日本史論述ポイント集・近代⑦
今回は大正〜昭和初期の経済についてです。
1920年代の日本経済は、大戦景気後に出口の見えない不況(慢性的不況)に陥りましたが、その原因は輸出が低迷していたことにありました。
では、なぜ輸出が低迷したのか?
第一に、国際競争力の不足です。大戦景気時に不健全に膨張した成金には、大胆なリストラ(産業合理化)が必要とされましたが、相次ぐ恐慌に日銀の特別融資で当座をしのいだため、経済界の再編が進みませんでした。それゆえ、大戦の終了とともにアジア市場に戻ってくると、太刀打ちができなかったのです。
また、第二に、日本だけが金解禁(金本位制への復帰)ができなかったことが挙げられます。日銀の特別融資を繰り返していたため、紙幣がだぶついていたのです。日本だけが金解禁できなければ、円は信用を失い、為替は乱高下しました。そんな国とは貿易をしてくれません。
そこで、浜口雄幸内閣の井上準之助蔵相は、財政緊縮策をとり、産業合理化を進めて、金解禁を断行しました。輸出を回復させるためです。
結果的に世界恐慌の影響を受けて昭和恐慌に陥りましたが、その後、高橋財政の下で飛躍的に輸出を伸ばしたのは、産業合理化によって膿みを出しきっていたからです。
今回は、こうした経済の仕組みを踏まえて理解を深めてください。
近代⑦・大戦景気から慢性的不況へ
Q1 大戦景気にわいた要因は?
A1
①ヨーロッパ諸国が後退した中国市場に独占的に進出し、綿布の輸出を伸ばした。
②戦争景気のアメリカへの生糸・羽二重の輸出が好調であった。
③世界的な船舶不足から造船業・海運業が活況を呈した。
④こうした中で、ドイツからの輸入途絶のため化学工業が勃興したほか、鉄鋼業・電力業など重化学工業が発達した。
Q2 戦後恐慌に陥った要因は?
A2
①ヨーロッパ諸国がアジア市場に再進出してきたことで、輸出が激減し、入超に転じた。
②大戦景気中に不健全に膨張した日本の成金企業に国際競争力はなく、株価が暴落した。
Q3 度重なる恐慌は日本経済にどのような影響を与えたか?
A3
①中小銀行の整理・統合が進み、五大銀行に預金が集中した。
②独占資本である財閥が金融・流通面から産業支配を強めた。
③紡績会社が中国に工場を建設するなど、資本輸出の動きが強まった。
④相次ぐ恐慌にそのつど日本銀行による非常貸出で経済の破綻を回避してきたため、銀行は不良債権を抱えたままで、産業合理化も進まなかった。

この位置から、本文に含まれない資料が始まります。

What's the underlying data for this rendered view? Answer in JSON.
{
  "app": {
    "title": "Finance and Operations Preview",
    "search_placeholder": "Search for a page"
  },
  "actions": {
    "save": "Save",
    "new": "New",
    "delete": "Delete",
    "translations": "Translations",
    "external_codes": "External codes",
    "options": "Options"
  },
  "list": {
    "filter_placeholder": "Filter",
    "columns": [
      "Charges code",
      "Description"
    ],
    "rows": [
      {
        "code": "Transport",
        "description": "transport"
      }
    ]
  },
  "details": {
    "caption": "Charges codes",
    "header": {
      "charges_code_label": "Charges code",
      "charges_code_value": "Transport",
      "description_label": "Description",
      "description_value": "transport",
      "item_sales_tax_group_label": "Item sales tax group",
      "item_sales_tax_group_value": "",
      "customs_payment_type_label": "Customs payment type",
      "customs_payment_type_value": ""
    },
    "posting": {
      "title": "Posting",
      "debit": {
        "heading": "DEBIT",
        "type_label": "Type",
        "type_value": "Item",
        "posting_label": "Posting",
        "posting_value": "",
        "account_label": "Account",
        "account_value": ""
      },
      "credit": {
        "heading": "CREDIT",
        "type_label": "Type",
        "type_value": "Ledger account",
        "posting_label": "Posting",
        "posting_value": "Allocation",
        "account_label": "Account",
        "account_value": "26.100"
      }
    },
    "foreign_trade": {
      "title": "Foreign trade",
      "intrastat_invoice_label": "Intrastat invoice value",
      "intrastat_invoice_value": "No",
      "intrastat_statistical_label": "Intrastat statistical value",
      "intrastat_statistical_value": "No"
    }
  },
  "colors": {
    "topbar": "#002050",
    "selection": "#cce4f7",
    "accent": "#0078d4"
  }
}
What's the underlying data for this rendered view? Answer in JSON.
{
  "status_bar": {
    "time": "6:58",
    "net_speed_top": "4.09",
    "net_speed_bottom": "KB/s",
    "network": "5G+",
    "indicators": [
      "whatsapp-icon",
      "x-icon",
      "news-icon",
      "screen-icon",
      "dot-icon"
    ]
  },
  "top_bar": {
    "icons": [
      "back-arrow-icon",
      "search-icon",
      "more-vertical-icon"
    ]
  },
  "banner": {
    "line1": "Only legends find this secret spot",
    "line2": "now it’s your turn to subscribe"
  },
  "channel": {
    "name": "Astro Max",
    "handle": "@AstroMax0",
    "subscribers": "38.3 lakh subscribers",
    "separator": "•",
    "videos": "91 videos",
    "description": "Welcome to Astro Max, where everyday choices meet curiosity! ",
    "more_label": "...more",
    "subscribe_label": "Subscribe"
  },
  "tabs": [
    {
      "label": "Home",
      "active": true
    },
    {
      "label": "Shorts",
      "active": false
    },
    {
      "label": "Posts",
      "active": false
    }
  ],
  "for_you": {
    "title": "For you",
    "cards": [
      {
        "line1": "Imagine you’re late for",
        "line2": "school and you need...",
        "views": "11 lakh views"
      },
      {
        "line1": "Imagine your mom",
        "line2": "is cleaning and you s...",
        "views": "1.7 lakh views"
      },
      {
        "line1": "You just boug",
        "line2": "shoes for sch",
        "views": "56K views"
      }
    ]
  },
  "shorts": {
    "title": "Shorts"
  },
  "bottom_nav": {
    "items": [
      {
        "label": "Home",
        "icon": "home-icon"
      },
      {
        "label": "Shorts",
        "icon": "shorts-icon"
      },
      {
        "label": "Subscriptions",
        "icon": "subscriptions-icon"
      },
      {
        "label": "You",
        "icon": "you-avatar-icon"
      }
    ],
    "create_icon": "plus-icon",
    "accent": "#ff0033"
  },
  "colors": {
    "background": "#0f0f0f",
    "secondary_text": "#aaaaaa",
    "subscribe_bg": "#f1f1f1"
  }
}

Q4 1920年代に日本が金解禁できなかったのはなぜか?また、そのことが為替や貿易にどのような影響を与えたか?
①相次ぐ恐慌に日本銀行券の増発で対処したため、金保有量に紙幣発行量が見合わず、金兌換を再開できなかった。
②日本だけが金解禁できなかったことから、為替相場は動揺しながら下落し、輸出が低迷した。
Q5 昭和恐慌の要因は?
①産業合理化による賃金引き下げや人員整理が行われるなど、デフレ政策下の国内的な不況が続いていた。
②金解禁の前年に始まった世界恐慌の影響で、輸出が激減し、正貨が大量に海外に流出した。
③米価が植民地米の圧迫により、繭価がアメリカへの生糸輸出の激減で、ともに暴落するなどして、農村が困窮した。
Q6 高橋是清蔵相はどのような経済政策を行ったか?
A6
①金輸出を再禁止し、管理通貨制度の下で大幅な円安を利用して綿織物などの輸出を伸ばした。
②赤字国債で調達した資金を軍事費や農村救済費に注ぎ込むなど、財政の膨張により内需の拡大を図った。
Q7 新興財閥の特徴は?
A7
①自動車・化学などの高度な技術力を基盤に成長した。
②政府の軍拡路線に乗じ、軍部と結びついて満洲・朝鮮に進出した。(日産/日窒)
③金融資本(銀行)を持たなかったため、株式を公開して市場で資金を調達した。